My fevers were, however, totally normal and expected, and after about two weeks dissipated.
Sleeping was horrible. I was stuck sleeping on my back, which made me rage, and any small adjustment in position was a huge production as I slowly inched my unhappy leg to the right or left. the top of my foot was numb as a result of nerve damage, along with a large area on the side of my knee, and I hated the dull sensation when anything touched that skin.
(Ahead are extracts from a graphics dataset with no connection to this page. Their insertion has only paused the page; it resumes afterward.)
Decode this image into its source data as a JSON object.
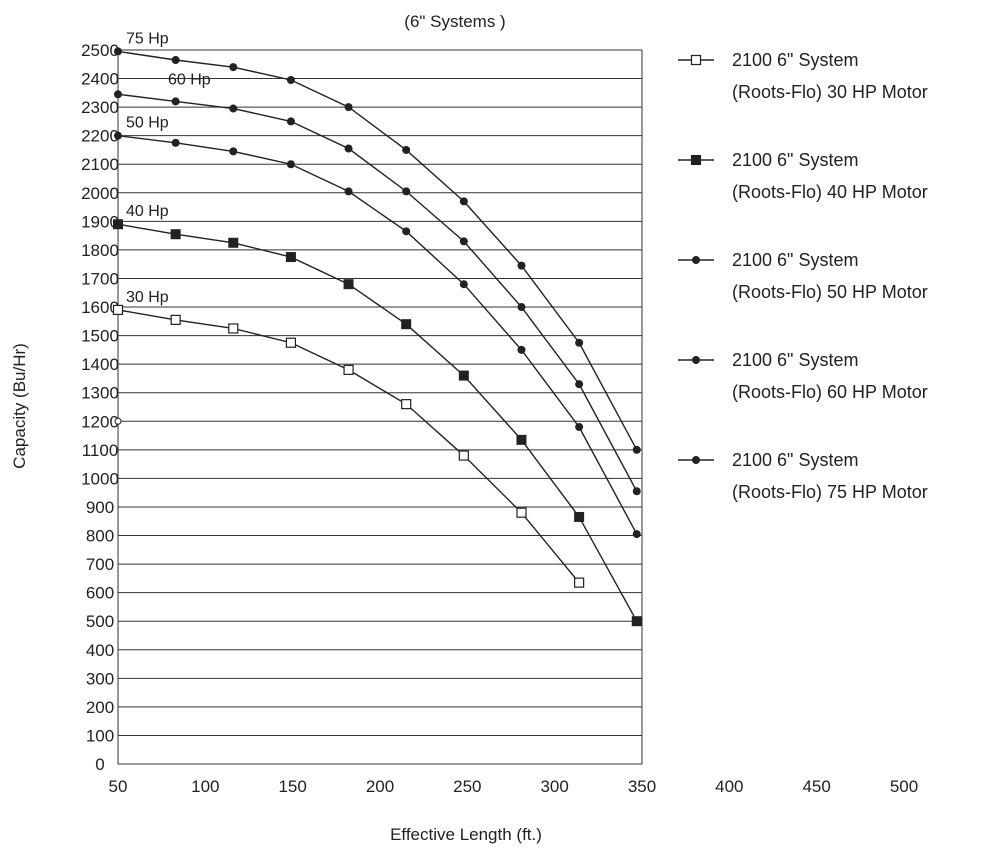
{
  "chart_data": {
    "type": "line",
    "title": "(6\" Systems )",
    "xlabel": "Effective Length (ft.)",
    "ylabel": "Capacity  (Bu/Hr)",
    "xlim": [
      50,
      500
    ],
    "ylim": [
      0,
      2500
    ],
    "x_ticks": [
      "50",
      "100",
      "150",
      "200",
      "250",
      "300",
      "350",
      "400",
      "450",
      "500"
    ],
    "y_ticks": [
      "0",
      "100",
      "200",
      "300",
      "400",
      "500",
      "600",
      "700",
      "800",
      "900",
      "1000",
      "1100",
      "1200",
      "1300",
      "1400",
      "1500",
      "1600",
      "1700",
      "1800",
      "1900",
      "2000",
      "2100",
      "2200",
      "2300",
      "2400",
      "2500"
    ],
    "grid": "horizontal",
    "legend_position": "right",
    "series": [
      {
        "name": "2100 6\" System (Roots-Flo) 30 HP Motor",
        "legend_lines": [
          "2100 6\" System",
          "(Roots-Flo) 30 HP Motor"
        ],
        "curve_label": "30 Hp",
        "marker": "open-square",
        "x": [
          50,
          83,
          116,
          149,
          182,
          215,
          248,
          281,
          314
        ],
        "y": [
          1590,
          1555,
          1525,
          1475,
          1380,
          1260,
          1080,
          880,
          635
        ]
      },
      {
        "name": "2100 6\" System (Roots-Flo) 40 HP Motor",
        "legend_lines": [
          "2100 6\" System",
          "(Roots-Flo) 40 HP Motor"
        ],
        "curve_label": "40 Hp",
        "marker": "filled-square",
        "x": [
          50,
          83,
          116,
          149,
          182,
          215,
          248,
          281,
          314,
          347
        ],
        "y": [
          1890,
          1855,
          1825,
          1775,
          1680,
          1540,
          1360,
          1135,
          865,
          500
        ]
      },
      {
        "name": "2100 6\" System (Roots-Flo) 50 HP Motor",
        "legend_lines": [
          "2100 6\" System",
          "(Roots-Flo) 50 HP Motor"
        ],
        "curve_label": "50 Hp",
        "marker": "filled-circle",
        "x": [
          50,
          83,
          116,
          149,
          182,
          215,
          248,
          281,
          314,
          347
        ],
        "y": [
          2200,
          2175,
          2145,
          2100,
          2005,
          1865,
          1680,
          1450,
          1180,
          805
        ]
      },
      {
        "name": "2100 6\" System (Roots-Flo) 60 HP Motor",
        "legend_lines": [
          "2100 6\" System",
          "(Roots-Flo) 60 HP Motor"
        ],
        "curve_label": "60 Hp",
        "marker": "filled-circle",
        "x": [
          50,
          83,
          116,
          149,
          182,
          215,
          248,
          281,
          314,
          347
        ],
        "y": [
          2345,
          2320,
          2295,
          2250,
          2155,
          2005,
          1830,
          1600,
          1330,
          955
        ]
      },
      {
        "name": "2100 6\" System (Roots-Flo) 75 HP Motor",
        "legend_lines": [
          "2100 6\" System",
          "(Roots-Flo) 75 HP Motor"
        ],
        "curve_label": "75 Hp",
        "marker": "filled-circle",
        "x": [
          50,
          83,
          116,
          149,
          182,
          215,
          248,
          281,
          314,
          347
        ],
        "y": [
          2495,
          2465,
          2440,
          2395,
          2300,
          2150,
          1970,
          1745,
          1475,
          1100
        ]
      }
    ],
    "extra_points": [
      {
        "x": 50,
        "y": 1200,
        "marker": "open-circle"
      }
    ]
  }
}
I desperately wanted to stretch and bend my leg, but after a slight flex of the knee, it felt like my kneecap was about to pop off from pressure underneath it. Stretching was a lost cause (even now at 7 weeks I still can't stretch the leg satisfyingly in the mornings without lots of pain). My major disaster came about a week in, when I tripped, dropped my crutch, and touched down on my injured leg. I had no idea if I had messed up or not, and could not relax. So, a fun evening trip to the hospital to get an x ray, which showed all was fine. I learned the word "crepitation," however.
To sum it up, my first month was crappy and unstable. I was seriously irritated at people around me telling me "it's only gonna get better" because it did not. This attitude that I would be able to resume normal life shortly, albeit on crutches, irritated me incredibly, and made me not want to speak with people besides my family and boyfriend. Most people are deeply uncomfortable with despair, so I understand the reaction to dwell only on happy ideas, but the expectation that I be cheery and "stay positive" made me want to punch people. My fevers got worse after leaving the hospital, and without the opiate injections, the pain intensified as well. I was on serious antibiotics, which not only ruined my appetite, but also nauseated me. I had to inject myself in the stomach every evening at 19:30 with fraxiparine, a blood thinner. I was proud of conquering the squeamishness of sticking a needle in my own flesh but would have preferred to not. My foot and ankle swelled even more as I had to move around more, and I was unable to bathe alone, or do anything independently. I relied entirely on my boyfriend for everything except using the toilet. Thankfully he is an incredibly empathetic and understanding person, and has taken care of me happily. I was very weepy, struggling to adjust to my new state. I usually walked miles per day, and now I was sitting in bed watching my thigh shrink, unable to flex my ankle even to 90 degrees, and forget about wiggling my toes. As each week ticked by I wondered when it would get to a stable point.